Chinese Demand Fires Up Coal ETFs

Coal exchange-traded funds (ETFs) have been heating up over the past year, with the Market Vectors Coal ETF (NYSE ARCA: KOL) trading more than 56% higher. Behind these increases, the price of physical coal has increased from a low of $49 per ton in January to more than $59 per ton, according to Argus, which represents a 20% increase so far this year.

The bullish sentiment stems from the Chinese government’s move to reduce surplus capacity, which led to Chinese buyers hoarding supplies and propping up prices. Recently, the government ordered mines to cut capacity by 16% and operate for 276 days per year compared to 330 days per year. Chinese buyers began buying up coal in advance of the production cuts in anticipation of rising prices and a potential lack of supply.

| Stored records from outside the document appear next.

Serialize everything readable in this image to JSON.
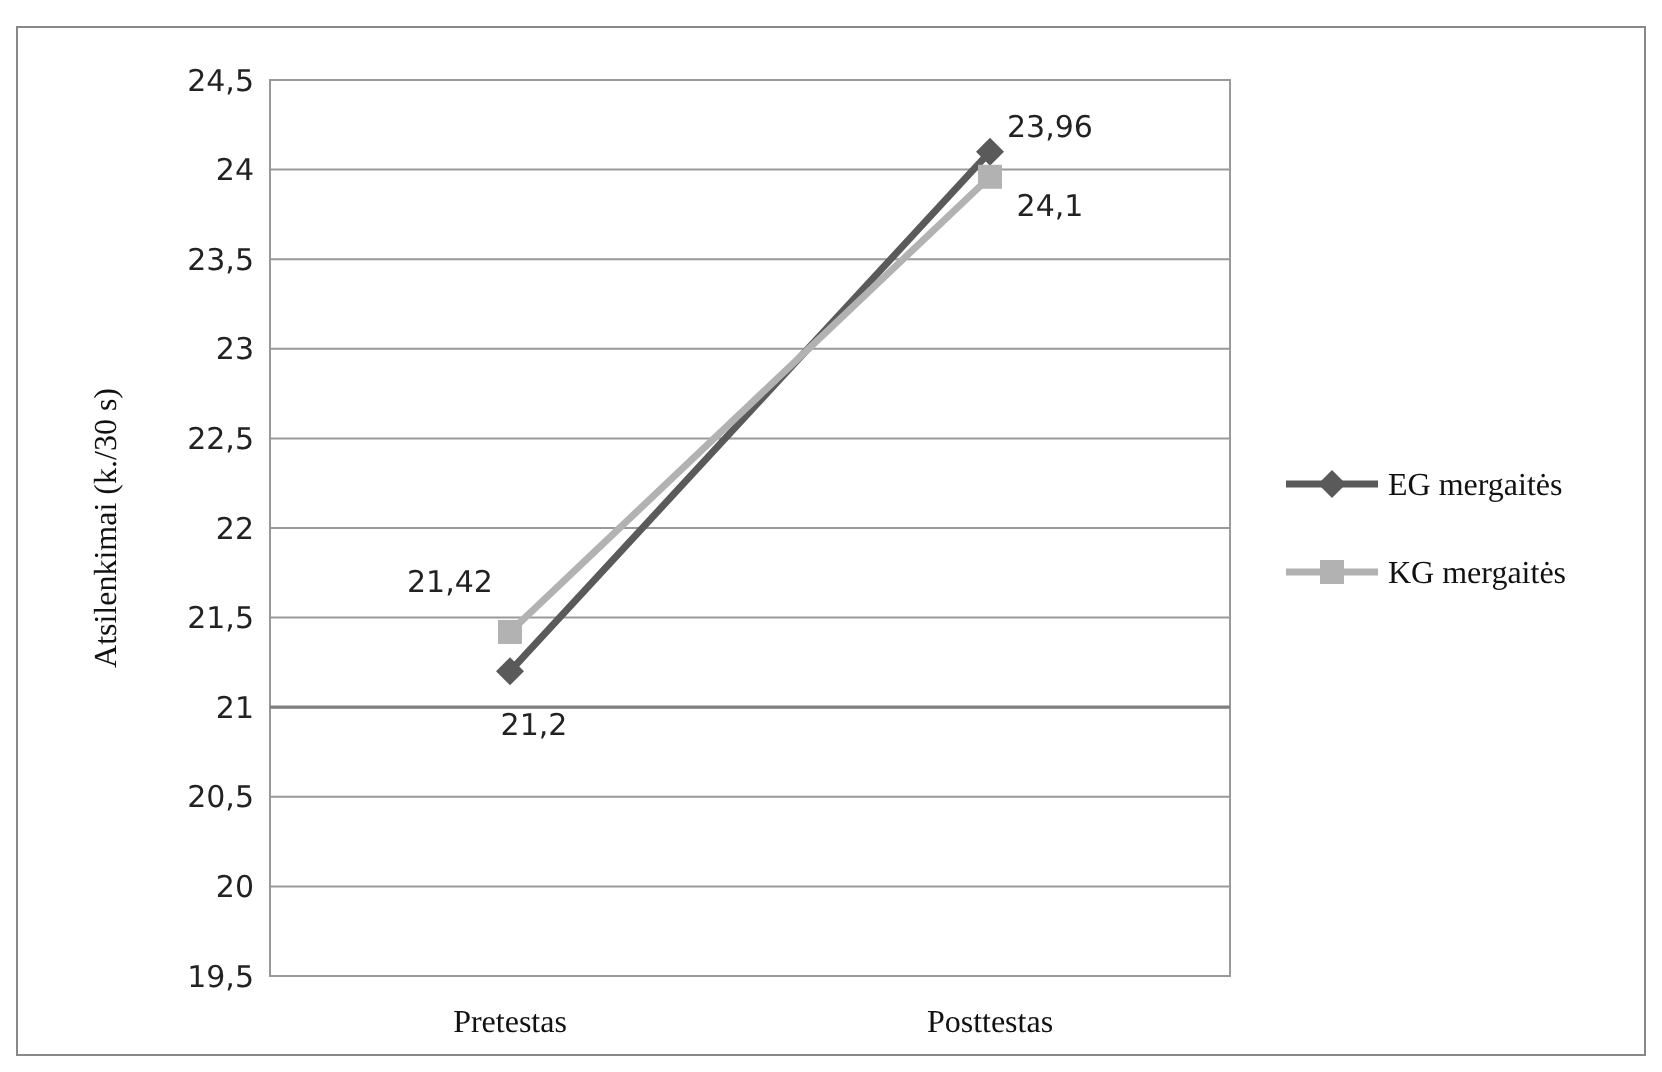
{
  "chart_data": {
    "type": "line",
    "ylabel": "Atsilenkimai (k./30 s)",
    "categories": [
      "Pretestas",
      "Posttestas"
    ],
    "series": [
      {
        "name": "EG mergaitės",
        "color": "#5a5a5a",
        "values": [
          21.2,
          24.1
        ],
        "value_labels": [
          "21,2",
          "24,1"
        ],
        "marker": "diamond"
      },
      {
        "name": "KG mergaitės",
        "color": "#b2b2b2",
        "values": [
          21.42,
          23.96
        ],
        "value_labels": [
          "21,42",
          "23,96"
        ],
        "marker": "square"
      }
    ],
    "ylim": [
      19.5,
      24.5
    ],
    "yticks": [
      {
        "value": 19.5,
        "label": "19,5"
      },
      20,
      {
        "value": 20.5,
        "label": "20,5"
      },
      21,
      {
        "value": 21.5,
        "label": "21,5"
      },
      22,
      {
        "value": 22.5,
        "label": "22,5"
      },
      23,
      {
        "value": 23.5,
        "label": "23,5"
      },
      24,
      {
        "value": 24.5,
        "label": "24,5"
      }
    ],
    "ref_lines": [
      {
        "axis": "y",
        "value": 21,
        "color": "#7f7f7f"
      }
    ],
    "grid": "y",
    "legend": "right"
  }
}
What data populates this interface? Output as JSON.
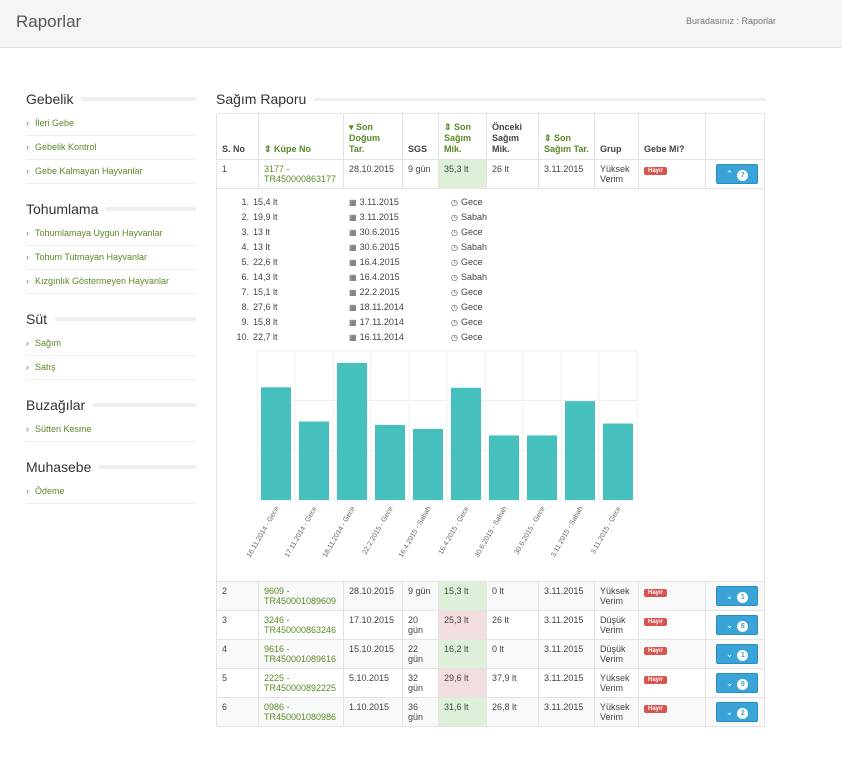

In addition, higher crude oil prices have lifted natural gas prices – coal’s core competitor in the energy markets. Natural gas prices have rebounded strongly from their late-May lows to $2.73, while the rally could continue if crude oil continues its move higher. These moves could ease deflationary pressure on coal as a primary power generation source throughout Asia.

According to Citi analysts, the “least loved” part of the energy sector is looking in better shape than it has for several years. Morgan Stanley analysts suggested that so many domestic cuts have occurred in China that it may need to engage the seaborne market to meet demand.

If China strictly enforces the new regulations and the la Nina weather leads to increased rainfall that impacts output, Citi analysts believe that the commodity could rise as much as $90 per ton – a significant move given that current prices are hovering around $60 per ton.

Investors may want to keep an eye on coal ETFs over the coming quarters as these events play out.